Syrian and Russian aircraft step up bombing of Aleppo city – monitor
Nearly 50 strikes hit rebel-held areas in and around the Syrian city of Aleppo on Sunday in some of the heaviest raids recently by Russian and Syrian government aircraft, residents and a monitor said.
For their part, rebels also hit government-held areas of Aleppo in what Syrian media said was an escalation in mortar attacks on the western districts of what was the country’s largest city before the war.

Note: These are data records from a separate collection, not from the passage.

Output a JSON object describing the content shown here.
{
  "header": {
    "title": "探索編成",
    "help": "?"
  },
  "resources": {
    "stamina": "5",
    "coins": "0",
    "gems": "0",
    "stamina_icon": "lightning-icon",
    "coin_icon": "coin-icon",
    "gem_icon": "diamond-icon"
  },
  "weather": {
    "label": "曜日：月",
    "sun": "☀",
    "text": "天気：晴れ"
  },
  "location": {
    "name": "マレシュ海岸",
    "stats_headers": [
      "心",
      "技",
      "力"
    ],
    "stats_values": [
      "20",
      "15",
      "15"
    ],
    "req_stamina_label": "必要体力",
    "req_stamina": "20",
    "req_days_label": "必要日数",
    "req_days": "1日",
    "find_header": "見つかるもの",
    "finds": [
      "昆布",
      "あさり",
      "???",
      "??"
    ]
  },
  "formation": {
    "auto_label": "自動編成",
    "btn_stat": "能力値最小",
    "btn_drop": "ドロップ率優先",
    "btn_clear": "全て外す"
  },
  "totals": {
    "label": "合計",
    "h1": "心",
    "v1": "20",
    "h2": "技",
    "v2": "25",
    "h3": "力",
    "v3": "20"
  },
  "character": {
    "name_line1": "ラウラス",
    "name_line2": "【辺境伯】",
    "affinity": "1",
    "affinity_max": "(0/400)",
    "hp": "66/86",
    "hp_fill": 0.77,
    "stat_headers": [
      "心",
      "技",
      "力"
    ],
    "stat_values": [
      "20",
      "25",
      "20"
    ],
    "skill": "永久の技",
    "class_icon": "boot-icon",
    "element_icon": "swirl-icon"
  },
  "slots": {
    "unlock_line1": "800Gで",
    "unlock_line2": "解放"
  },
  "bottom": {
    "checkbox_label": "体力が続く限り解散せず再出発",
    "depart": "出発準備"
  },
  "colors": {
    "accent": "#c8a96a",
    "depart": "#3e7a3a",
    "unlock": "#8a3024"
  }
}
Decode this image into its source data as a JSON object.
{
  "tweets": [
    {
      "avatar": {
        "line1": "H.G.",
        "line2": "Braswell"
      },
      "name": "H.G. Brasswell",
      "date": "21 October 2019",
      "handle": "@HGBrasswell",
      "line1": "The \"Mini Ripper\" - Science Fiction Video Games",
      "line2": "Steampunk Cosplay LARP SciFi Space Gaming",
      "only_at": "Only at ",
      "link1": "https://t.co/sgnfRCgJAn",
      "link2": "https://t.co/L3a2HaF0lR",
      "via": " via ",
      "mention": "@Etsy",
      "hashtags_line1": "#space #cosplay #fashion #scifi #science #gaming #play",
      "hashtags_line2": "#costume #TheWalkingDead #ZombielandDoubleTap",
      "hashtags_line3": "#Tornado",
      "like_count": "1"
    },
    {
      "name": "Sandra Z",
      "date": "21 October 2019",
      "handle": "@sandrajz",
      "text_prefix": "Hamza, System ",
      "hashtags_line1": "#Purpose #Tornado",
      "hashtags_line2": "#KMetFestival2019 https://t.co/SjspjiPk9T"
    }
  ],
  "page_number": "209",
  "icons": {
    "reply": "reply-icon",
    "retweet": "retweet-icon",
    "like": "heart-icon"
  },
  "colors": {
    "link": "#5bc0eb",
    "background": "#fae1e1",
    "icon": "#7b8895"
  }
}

State media said missiles fired on Hamadaniyah, Midan and other neighbourhoods by insurgents left at least twenty dead, mostly civilians, in the second day of intense shelling of government-held areas, which had left at least 24 dead on Saturday.
In the rebel-held eastern sector of the city, the Syrian Observatory for Human Rights said dozens of barrel bombs – oil drums or cylinders packed with explosives and shrapnel- were dropped by military helicopters on several densely populated districts.
A civil defence worker said at least 32 people were killed in the rebel-held parts of the city, with eighteen bodies alone pulled out of the rubble of flattened buildings in the Qatrji neighbourhood, the worst hit.
“This week-long campaign of bombing is very intense and day by day it’s getting worse .. it is the worst we have seen in a while,” said Bebars Mishal, a civil defence official in rebel-held Aleppo.
The aerial raids on Sunday came in the wake of Friday’s strikes on civilian areas that residents said were the most intense in over a month.
The city, which has been divided for years between rebel and government-held zones, has seen many deadly bombardments that have all but destroyed a February ceasefire agreement.